Tuesday, September 12, 2006

Move to the suburbs, live longer

USA Today reports:
America is a nation divided by vast differences in life expectancy, a "longevity gap" that can't be readily explained by race, income or access to health care, a study reported Monday.



In fact, when viewed through the prism of life expectancy, there are eight Americas, with decades separating groups consisting of millions of people, report Harvard's Christopher Murray and his colleagues.

His team examined state and county life expectancies, the risk of death from specific diseases, health insurance and access to health care for major population groups from 1980 to 2001. They found that life expectancy differences are driven mainly by chronic diseases in young and middle-aged adults. Income, infant mortality, violence and HIV/AIDS, which now responds to drugs, played less of a role.

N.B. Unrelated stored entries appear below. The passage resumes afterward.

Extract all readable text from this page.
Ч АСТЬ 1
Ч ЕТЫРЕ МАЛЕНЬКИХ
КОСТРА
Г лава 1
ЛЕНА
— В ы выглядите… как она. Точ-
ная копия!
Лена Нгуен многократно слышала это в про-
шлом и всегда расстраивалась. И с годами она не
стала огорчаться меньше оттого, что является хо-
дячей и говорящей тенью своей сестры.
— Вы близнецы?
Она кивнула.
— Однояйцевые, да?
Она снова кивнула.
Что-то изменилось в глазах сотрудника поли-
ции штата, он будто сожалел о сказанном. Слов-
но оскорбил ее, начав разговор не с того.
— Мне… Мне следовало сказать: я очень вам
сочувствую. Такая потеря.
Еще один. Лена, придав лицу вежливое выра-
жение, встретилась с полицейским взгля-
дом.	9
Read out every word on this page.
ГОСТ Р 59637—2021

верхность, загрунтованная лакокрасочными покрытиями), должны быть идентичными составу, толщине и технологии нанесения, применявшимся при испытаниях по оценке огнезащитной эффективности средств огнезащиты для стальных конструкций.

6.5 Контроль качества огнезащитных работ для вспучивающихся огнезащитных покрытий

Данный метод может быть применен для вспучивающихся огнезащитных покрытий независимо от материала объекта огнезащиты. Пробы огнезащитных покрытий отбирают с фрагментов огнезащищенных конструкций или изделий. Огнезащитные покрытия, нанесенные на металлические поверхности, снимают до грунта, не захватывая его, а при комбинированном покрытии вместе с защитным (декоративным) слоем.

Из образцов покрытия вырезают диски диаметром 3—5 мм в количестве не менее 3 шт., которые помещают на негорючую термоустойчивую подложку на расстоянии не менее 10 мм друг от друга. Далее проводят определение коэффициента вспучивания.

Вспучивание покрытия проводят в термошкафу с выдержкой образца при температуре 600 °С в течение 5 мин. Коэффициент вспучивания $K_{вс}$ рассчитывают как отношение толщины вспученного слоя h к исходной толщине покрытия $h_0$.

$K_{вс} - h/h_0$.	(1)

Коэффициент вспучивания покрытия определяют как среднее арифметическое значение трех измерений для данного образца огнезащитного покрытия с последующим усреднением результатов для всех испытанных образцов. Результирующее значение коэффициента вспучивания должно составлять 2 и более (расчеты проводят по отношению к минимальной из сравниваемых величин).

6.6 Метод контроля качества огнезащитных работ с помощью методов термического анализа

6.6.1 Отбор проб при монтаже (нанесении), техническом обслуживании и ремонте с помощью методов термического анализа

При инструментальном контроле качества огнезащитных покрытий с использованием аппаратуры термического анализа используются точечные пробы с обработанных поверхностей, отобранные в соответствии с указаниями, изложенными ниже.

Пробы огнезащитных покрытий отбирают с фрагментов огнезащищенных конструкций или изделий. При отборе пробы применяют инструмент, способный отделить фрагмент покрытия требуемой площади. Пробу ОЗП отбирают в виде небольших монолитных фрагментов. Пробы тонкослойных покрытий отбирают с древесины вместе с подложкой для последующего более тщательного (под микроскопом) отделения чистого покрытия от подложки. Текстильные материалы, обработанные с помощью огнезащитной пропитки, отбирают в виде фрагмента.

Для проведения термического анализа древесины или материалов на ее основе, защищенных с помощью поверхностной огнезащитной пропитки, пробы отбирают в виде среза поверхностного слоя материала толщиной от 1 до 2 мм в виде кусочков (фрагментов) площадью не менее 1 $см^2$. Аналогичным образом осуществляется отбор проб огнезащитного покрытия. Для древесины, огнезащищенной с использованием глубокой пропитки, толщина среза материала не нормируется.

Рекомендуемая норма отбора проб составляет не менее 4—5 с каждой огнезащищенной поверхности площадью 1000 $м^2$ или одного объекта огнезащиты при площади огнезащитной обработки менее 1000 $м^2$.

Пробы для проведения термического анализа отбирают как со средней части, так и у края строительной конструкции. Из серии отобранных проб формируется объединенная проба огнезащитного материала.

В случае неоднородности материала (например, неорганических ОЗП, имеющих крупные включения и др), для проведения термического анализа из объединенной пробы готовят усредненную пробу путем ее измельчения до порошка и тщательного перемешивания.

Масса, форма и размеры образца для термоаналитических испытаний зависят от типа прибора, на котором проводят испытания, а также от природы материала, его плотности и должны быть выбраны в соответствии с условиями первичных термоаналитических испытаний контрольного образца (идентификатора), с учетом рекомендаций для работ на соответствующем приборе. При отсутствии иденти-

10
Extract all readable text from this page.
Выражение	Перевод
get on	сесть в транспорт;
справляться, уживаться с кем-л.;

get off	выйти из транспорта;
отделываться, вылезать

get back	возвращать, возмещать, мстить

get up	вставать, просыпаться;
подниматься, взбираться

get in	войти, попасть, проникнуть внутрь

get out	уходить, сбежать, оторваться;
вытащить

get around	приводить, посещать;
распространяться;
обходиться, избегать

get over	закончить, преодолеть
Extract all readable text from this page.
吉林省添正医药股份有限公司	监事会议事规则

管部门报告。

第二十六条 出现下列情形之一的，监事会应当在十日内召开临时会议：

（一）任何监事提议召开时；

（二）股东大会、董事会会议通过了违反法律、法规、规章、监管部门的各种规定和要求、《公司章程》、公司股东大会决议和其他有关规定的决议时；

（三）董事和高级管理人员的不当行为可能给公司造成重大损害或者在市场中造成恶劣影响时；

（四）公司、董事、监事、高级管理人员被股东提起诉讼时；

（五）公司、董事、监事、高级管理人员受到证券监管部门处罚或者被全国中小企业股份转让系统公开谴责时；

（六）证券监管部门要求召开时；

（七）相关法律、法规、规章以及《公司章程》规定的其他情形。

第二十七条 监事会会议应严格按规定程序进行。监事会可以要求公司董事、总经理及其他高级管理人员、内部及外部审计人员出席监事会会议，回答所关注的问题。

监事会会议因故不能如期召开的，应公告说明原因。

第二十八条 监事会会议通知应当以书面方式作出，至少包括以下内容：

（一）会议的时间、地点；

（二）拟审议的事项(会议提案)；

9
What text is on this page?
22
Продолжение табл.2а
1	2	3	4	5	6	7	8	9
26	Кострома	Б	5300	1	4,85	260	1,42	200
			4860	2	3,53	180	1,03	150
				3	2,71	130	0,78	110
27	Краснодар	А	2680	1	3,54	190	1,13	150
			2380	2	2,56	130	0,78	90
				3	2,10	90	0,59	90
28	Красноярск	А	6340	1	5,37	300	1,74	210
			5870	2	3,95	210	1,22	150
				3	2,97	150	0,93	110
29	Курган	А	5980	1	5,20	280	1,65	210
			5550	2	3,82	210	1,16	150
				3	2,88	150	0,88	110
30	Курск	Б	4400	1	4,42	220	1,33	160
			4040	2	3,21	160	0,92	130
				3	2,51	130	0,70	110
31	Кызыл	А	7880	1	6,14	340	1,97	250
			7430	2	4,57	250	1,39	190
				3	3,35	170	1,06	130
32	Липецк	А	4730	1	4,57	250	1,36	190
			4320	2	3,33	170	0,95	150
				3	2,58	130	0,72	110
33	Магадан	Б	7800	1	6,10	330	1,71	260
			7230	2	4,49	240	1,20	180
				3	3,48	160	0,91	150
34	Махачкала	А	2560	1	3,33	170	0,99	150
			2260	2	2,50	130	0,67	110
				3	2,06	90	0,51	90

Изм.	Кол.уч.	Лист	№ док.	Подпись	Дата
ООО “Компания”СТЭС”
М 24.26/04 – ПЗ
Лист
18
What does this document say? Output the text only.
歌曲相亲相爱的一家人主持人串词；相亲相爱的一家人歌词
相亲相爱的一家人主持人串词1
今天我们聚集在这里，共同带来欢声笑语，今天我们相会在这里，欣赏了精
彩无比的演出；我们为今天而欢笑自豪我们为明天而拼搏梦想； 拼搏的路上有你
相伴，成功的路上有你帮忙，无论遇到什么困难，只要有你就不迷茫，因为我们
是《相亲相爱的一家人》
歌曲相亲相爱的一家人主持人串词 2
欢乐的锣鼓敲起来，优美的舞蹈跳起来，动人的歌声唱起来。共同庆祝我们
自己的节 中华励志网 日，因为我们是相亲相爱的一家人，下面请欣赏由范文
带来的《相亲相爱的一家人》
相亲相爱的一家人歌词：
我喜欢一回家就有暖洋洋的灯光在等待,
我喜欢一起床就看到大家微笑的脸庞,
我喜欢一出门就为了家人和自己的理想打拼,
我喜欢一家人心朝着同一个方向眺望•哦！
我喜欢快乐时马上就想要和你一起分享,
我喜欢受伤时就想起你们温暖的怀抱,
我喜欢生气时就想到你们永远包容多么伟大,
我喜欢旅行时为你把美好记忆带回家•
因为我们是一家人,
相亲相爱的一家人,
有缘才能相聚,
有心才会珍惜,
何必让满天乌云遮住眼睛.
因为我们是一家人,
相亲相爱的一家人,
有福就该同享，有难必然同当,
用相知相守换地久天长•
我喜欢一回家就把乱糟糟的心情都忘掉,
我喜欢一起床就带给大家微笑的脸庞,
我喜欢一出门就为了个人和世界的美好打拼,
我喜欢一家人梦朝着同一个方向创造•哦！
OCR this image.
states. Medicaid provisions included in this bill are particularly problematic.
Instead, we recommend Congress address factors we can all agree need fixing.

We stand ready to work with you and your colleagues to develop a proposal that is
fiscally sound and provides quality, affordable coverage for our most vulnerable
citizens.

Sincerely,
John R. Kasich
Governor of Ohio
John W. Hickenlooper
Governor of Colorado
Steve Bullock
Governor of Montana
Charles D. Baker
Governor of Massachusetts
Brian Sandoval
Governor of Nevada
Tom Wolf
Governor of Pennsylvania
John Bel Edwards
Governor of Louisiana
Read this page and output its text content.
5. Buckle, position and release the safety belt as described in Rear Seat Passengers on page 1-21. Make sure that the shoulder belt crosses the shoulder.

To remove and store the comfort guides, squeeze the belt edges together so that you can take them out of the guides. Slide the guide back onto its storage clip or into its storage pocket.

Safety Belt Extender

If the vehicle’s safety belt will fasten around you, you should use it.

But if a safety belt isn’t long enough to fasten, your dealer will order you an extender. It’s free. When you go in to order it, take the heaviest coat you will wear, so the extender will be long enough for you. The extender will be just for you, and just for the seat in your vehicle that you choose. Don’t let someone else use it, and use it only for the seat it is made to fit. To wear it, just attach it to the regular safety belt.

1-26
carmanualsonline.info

Among long-lived people 15 to 44, the death toll from chronic disease was as low as among the Japanese. The profile for the group with the shortest life span resembles Russia. "Where we fall down is delivering health care for young and middle-aged adults," Murray says.

The longest living group, "America One," consists of 10.4 million Asians, with an average life expectancy of 85, says the study in the journal PloS Medicine. That's 27 years longer than the average 58-year life expectancy of Native Americans in South Dakota.

The second group, "America Two," indicates that income isn't the key to a longer life span. This group is made up of 3.6 million low-income whites living in Minnesota, the Dakotas, Iowa, Montana and Nebraska, with an average life expectancy of 79. "White populations living below the median incomes in northern states have the best level of health among whites. That runs counter to everything we know," Murray says.